The “decision” was the “most difficult” Saeed said and hopes “I hope I don't ever have to do this again,” she said.
And so before she left the clinic where she got her abortion carried out, she had an implant — a thin rod the size of a matchstick — inserted under the skin of her upper arm. The other long acting reversible contraceptive (LARC) method is the intrauterine contraceptive device (IUCD) both considered to be 20 times more effective than the pill, last several years and are reversible.
Every month, on an average between 10 and 15 women come to the same clinic that Saeed went to, in the heart of Karachi, seeking abortion in a safe environment, at the hands of trained healthcare providers.
“What is even more unfortunate is that a large number of the female clients are the same old faces who come for repeated abortions but stubbornly refuse to take the simpler and more cost-effective birth control route, we offer”

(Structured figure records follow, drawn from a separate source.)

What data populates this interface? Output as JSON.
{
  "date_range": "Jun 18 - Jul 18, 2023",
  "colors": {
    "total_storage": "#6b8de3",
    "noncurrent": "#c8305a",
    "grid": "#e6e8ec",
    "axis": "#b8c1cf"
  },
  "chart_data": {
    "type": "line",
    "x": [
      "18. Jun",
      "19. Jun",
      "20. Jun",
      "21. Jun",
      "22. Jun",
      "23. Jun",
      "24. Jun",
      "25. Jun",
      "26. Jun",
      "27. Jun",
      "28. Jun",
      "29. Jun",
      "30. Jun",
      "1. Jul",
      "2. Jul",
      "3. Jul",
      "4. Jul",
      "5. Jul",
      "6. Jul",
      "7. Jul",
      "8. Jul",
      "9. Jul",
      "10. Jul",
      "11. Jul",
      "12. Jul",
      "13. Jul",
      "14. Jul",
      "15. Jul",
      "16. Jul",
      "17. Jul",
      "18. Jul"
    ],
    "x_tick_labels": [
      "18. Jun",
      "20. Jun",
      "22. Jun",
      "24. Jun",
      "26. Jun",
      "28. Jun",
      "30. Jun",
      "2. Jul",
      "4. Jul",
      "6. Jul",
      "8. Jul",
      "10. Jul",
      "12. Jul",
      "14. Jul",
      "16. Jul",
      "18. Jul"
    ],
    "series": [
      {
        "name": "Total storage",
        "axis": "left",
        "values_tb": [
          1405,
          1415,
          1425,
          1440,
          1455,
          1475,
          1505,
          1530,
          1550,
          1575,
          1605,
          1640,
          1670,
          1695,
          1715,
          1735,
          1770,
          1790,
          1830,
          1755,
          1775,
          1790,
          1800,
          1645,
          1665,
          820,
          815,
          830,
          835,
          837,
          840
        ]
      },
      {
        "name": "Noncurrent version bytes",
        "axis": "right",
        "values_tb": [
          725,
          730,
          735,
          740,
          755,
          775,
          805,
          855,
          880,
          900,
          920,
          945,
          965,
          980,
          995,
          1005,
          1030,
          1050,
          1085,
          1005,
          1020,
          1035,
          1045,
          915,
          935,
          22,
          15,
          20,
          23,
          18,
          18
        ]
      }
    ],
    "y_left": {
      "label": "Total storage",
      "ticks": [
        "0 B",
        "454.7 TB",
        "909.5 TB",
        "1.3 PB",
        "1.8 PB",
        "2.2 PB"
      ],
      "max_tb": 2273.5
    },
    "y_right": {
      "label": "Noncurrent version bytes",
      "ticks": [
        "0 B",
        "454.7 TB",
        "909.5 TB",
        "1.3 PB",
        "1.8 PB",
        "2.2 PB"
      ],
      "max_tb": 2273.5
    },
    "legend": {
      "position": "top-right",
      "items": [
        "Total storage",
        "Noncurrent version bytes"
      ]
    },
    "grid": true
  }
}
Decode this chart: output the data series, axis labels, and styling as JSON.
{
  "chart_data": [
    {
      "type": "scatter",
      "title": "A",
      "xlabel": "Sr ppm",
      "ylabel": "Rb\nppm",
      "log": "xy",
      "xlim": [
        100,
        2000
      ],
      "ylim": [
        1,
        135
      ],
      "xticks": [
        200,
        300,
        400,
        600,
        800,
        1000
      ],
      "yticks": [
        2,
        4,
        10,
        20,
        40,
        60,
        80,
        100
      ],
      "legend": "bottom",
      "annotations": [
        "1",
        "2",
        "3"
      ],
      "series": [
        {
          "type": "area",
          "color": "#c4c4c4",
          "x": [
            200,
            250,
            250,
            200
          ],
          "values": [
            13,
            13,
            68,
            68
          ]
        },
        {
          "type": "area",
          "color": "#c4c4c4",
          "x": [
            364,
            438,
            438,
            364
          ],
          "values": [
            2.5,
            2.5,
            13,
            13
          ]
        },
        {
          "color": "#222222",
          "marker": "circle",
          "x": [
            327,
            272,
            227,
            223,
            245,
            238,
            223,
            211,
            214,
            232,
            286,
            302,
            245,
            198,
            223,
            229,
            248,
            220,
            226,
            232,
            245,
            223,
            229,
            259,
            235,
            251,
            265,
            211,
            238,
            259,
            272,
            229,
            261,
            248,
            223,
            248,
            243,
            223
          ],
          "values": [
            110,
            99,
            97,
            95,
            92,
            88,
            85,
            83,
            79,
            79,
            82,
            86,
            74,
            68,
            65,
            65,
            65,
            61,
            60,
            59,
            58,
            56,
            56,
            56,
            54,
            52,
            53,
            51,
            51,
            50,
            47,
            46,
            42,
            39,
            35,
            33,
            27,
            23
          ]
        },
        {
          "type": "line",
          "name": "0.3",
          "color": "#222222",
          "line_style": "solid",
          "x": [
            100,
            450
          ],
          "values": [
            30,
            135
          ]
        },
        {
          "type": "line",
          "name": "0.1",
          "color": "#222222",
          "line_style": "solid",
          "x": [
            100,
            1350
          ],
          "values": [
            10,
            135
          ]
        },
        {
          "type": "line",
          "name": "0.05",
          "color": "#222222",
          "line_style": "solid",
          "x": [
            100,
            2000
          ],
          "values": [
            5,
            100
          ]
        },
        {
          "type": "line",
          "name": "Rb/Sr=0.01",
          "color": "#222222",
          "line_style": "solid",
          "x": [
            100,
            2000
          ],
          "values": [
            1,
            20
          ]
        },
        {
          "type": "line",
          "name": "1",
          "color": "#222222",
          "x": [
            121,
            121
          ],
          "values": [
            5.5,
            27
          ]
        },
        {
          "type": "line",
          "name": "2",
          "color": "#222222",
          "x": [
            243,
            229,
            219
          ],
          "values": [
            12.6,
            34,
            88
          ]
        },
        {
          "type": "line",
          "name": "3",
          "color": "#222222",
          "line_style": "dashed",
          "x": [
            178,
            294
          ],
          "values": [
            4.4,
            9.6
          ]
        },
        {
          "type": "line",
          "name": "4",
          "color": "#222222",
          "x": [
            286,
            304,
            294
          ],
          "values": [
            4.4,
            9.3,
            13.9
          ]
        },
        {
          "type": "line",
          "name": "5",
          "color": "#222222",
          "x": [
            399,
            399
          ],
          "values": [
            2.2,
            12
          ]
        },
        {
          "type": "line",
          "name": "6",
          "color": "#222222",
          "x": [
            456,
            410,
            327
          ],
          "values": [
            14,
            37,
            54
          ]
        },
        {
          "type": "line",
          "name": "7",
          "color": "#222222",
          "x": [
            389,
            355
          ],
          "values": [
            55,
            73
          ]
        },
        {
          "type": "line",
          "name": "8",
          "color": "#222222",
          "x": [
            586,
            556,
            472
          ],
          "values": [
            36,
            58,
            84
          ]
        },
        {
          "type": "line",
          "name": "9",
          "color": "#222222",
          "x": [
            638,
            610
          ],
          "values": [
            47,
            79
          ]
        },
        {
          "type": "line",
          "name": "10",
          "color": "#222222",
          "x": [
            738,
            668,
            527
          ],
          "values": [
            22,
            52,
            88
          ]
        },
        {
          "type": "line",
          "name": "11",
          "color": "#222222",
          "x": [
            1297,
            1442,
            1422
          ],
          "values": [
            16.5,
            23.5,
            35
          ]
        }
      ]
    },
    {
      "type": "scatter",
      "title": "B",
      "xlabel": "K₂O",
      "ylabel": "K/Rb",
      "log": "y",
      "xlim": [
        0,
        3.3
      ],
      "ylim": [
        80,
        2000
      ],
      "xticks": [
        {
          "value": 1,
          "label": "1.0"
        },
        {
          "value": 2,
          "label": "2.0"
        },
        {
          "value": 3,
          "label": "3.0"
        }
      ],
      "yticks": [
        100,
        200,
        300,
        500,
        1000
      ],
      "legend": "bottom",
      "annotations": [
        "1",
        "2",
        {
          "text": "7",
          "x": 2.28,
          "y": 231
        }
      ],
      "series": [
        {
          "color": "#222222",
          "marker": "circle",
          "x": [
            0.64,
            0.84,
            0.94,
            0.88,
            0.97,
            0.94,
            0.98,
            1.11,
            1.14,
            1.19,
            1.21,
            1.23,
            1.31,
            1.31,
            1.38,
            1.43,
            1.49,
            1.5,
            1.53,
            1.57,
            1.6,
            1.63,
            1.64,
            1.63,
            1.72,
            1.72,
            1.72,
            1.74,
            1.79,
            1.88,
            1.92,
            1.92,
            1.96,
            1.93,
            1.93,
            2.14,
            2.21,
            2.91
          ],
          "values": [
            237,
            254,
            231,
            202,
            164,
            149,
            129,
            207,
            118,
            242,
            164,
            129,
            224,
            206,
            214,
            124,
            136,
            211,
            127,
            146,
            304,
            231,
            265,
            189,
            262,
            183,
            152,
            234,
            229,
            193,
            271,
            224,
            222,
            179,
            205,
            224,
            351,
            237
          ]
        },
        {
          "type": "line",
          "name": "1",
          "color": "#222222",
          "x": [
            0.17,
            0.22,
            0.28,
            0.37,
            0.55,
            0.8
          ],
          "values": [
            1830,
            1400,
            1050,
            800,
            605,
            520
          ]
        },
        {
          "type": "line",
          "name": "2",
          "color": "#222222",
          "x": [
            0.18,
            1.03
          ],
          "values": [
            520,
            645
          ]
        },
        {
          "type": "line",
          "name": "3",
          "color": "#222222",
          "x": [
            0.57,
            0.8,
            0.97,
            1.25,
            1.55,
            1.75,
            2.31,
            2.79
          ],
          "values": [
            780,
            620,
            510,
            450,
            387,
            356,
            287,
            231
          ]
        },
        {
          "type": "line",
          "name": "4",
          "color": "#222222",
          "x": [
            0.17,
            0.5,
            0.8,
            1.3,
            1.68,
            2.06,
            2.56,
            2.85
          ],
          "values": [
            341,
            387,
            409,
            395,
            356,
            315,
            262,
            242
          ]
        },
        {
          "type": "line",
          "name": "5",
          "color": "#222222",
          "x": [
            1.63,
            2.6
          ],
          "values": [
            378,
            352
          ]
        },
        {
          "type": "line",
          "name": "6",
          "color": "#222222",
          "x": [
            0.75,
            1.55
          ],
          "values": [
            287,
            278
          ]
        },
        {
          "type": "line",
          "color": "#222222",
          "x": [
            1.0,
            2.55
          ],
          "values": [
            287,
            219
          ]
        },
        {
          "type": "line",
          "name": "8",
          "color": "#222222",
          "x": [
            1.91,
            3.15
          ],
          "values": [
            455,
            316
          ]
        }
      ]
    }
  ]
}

“We get call girls, domestic workers who have been impregnated either by the male help or some male member of the family, girls who have been raped, but more than them, a vast majority are married women who do not want to have any more children,” said one of the nurses who has been working there for the past five years. She has six kids but after joining the clinic she too, is taking the pill.
“What is even more unfortunate is that a large number of the female clients are the same old faces who come for repeated abortions, but stubbornly refuse to take the simpler and more cost-effective birth control route we offer,” said the nurse. Their main objection against family planning (FP), she said, was the weight gain that will occur.
According to the recent Pakistan Demographic and Health Survey (2012-13), even when women (26 percent) do use an FP method they discontinue and the rate is shockingly high at 37pc, and within 12 months of their initiation. Ten percent of episodes of discontinuation occurred because the woman experienced side effects or had health concerns.
Little wonder then that in Pakistan 48pc of pregnancies are unintended, of which 54 pc are terminated in an unsafe way.
Ethical and religious dilemmas by healthcare providers, an unresolved moral battle raging in the mind of the woman seeking termination makes the decision to terminate pregnancy very difficult.
“Fears about confidentiality, stigma, not knowing the law, expenses and most importantly because public hospitals don't entertain these clients,” are some reasons why women continue to seek abortions by unskilled providers said Dr Laila Shah, director of the Sukh Initiative at Jhpiego, which is promoting LARC in 42 public health facility hospitals in four towns of Karachi.